Small businesses rely on people, and that’s one of their biggest strengths. Experience, judgement, long-standing relationships and instinct are often what win the work in the first place, but there’s a point where that strength quietly turns into a risk, and most SMEs cross it without noticing.

 

We work with a number of SMEs who have all their knowledge about prospects, customers and opportunities in their heads – and the business owner is often the biggest offender.

 

Ask where customer information sits in a typical SME and you’ll hear familiar answers – ‘John knows that account’ or ‘Sarah’s dealt with them for years.’ It’s probably in someone’s inbox, WhatsApp chat or buried in a document somewhere. That works for a bit and while the organisation is small, because everyone is busy, capable and doing their best. They probably also sit next to each other and chat – but as a business starts to grow things change and memory is not a system.

 

When information isn’t written down, shared or held in one central place, the business becomes dependent on individuals remembering what matters. People go on holiday, get pulled into delivering to customers, take a holiday, or leave altogether, and those years of context, conversations and goodwill walk out of the door with them.

 

What’s all this got to do with marketing? On the face of it – it doesn’t seem like a marketing problem, but if marketing doesn’t know who you’re talking to, who you already know and what’s been discussed – as well as what is live and what’s gone cold – its difficult to support sales and help the organisation grow.  It ends up guessing, producing broad messages, vague content and activity that looks busy but doesn’t really lead anywhere.

 

Sales, meanwhile, carries on as it always has, following up in their own way, keeping notes where it suits them, working relationships they’ve built over years, and from their point of view marketing doesn’t add much value. Neither side is wrong, but neither has the full picture.

 

What gets missed is that this isn’t about tools or technology, and it’s not about suddenly becoming “data driven”. It’s about something far more basic and far more commercial, agreeing that the business needs a shared memory. It’s a place where prospects and customers exist outside of individuals, where conversations are logged, where follow-ups don’t rely on someone remembering at the end of a long day, and where someone else can pick things up without starting again from scratch.

 

This matters more in small businesses because the impact of losing knowledge is bigger. One person leaving can take years of relationships with them, one busy quarter can mean opportunities quietly dying because no one followed up at the right time, and one strong salesperson can end up carrying far more weight than is healthy or sustainable.

 

It also matters because most SMEs want to grow, and growth means more people, more conversations and more moving parts. If everything stays in people’s heads, it simply doesn’t scale, and what you get instead is noise, stress and confusion rather than clarity and momentum.

 

The irony is that most small businesses don’t lack data at all, they lack structure. The information exists, it’s just scattered across inboxes, notebooks, phones and memories, and pulling it together isn’t glamorous but it’s one of the most sensible things a business can do.

 

Once information is shared, a few important things happen.
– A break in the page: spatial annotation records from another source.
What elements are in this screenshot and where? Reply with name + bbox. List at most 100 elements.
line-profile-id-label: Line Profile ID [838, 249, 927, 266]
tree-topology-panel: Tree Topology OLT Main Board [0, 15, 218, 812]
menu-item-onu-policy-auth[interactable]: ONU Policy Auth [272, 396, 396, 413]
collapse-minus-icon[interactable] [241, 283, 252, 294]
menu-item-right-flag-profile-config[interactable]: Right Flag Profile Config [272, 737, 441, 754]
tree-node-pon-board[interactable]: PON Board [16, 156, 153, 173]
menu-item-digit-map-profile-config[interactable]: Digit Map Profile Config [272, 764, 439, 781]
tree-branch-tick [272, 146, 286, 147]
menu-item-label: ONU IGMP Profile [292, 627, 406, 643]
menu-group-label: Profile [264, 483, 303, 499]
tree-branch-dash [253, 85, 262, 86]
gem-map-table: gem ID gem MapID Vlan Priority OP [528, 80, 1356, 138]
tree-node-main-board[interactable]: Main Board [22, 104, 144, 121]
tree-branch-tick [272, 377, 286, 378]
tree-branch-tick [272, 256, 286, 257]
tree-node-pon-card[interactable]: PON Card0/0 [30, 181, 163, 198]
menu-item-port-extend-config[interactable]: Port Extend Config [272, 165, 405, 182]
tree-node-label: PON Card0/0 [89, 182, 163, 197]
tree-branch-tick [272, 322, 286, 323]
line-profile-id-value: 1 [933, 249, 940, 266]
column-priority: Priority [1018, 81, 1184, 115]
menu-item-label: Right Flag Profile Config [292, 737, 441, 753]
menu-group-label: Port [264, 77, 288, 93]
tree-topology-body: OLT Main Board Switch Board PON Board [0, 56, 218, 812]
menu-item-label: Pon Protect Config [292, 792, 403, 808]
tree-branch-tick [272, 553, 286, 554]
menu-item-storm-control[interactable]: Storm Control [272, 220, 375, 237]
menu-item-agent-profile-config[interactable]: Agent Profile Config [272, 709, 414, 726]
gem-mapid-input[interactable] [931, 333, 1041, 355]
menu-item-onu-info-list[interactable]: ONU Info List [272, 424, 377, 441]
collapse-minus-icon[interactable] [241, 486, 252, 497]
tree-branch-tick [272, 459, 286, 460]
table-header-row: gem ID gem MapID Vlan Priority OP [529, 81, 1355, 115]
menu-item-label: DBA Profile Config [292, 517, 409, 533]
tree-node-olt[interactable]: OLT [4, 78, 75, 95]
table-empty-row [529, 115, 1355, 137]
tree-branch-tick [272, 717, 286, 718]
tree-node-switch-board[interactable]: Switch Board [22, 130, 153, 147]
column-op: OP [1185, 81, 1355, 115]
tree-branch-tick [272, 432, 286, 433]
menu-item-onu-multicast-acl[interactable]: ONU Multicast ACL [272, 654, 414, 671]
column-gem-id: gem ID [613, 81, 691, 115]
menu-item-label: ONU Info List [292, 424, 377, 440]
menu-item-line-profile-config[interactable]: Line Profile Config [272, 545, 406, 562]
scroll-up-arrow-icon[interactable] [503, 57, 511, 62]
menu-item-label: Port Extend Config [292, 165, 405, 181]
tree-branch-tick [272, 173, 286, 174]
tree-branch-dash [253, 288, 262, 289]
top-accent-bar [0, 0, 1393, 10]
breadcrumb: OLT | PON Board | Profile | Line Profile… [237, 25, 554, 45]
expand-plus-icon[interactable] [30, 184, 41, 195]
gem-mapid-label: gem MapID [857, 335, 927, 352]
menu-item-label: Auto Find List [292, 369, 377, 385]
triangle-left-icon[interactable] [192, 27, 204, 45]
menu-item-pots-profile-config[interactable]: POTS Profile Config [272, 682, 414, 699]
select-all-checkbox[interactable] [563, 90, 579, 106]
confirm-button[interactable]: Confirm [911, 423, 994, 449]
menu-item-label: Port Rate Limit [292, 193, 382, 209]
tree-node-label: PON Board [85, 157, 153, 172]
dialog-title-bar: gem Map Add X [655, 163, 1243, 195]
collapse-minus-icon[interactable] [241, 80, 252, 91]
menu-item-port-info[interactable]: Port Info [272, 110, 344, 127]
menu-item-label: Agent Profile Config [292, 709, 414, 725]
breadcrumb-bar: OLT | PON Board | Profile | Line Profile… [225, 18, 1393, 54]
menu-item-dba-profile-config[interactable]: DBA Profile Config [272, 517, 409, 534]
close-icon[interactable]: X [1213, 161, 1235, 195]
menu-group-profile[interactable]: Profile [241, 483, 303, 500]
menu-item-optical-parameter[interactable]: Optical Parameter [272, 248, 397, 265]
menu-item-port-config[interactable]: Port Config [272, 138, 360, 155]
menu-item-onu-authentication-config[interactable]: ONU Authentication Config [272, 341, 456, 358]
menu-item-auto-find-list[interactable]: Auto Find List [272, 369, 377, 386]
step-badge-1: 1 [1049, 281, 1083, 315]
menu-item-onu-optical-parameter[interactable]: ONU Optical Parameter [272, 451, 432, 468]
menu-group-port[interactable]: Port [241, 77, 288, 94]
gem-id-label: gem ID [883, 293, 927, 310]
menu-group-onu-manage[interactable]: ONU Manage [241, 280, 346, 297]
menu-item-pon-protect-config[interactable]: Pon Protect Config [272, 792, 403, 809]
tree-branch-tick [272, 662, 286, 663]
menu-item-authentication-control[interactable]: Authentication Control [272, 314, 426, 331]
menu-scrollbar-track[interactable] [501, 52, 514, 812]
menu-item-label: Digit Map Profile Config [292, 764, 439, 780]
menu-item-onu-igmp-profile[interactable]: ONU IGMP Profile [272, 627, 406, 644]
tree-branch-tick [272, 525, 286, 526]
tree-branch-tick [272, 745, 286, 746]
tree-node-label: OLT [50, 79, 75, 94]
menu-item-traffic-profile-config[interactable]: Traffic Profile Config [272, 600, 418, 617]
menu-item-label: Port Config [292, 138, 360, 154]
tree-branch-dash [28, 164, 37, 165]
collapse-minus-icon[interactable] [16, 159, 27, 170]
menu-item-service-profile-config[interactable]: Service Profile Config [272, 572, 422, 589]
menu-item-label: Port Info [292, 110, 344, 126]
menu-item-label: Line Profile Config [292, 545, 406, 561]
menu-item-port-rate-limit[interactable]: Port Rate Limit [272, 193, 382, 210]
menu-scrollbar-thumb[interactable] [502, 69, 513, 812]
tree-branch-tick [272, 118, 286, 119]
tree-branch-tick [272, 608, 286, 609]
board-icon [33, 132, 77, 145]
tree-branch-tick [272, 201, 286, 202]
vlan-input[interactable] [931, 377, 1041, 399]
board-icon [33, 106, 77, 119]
Marketing stops guessing and starts supporting real conversations, sales stops carrying everything on their own shoulders, follow-up becomes consistent rather than hopeful, and the business becomes less fragile overall.

 

None of this removes the human side of selling, it protects it. Relationships still matter, experience still counts, but the business no longer relies on a handful of people holding everything together through sheer effort.

 

If your marketing feels hit and miss, or your sales process feels overly dependent on certain individuals, this is often where the problem starts, not with the messaging or the content, but with the fact that the business doesn’t actually share what it knows.

 

Getting marketing right doesn’t start with campaigns, it starts with deciding that information belongs to the business, not just the people inside it, and that’s usually the decision that unlocks everything else.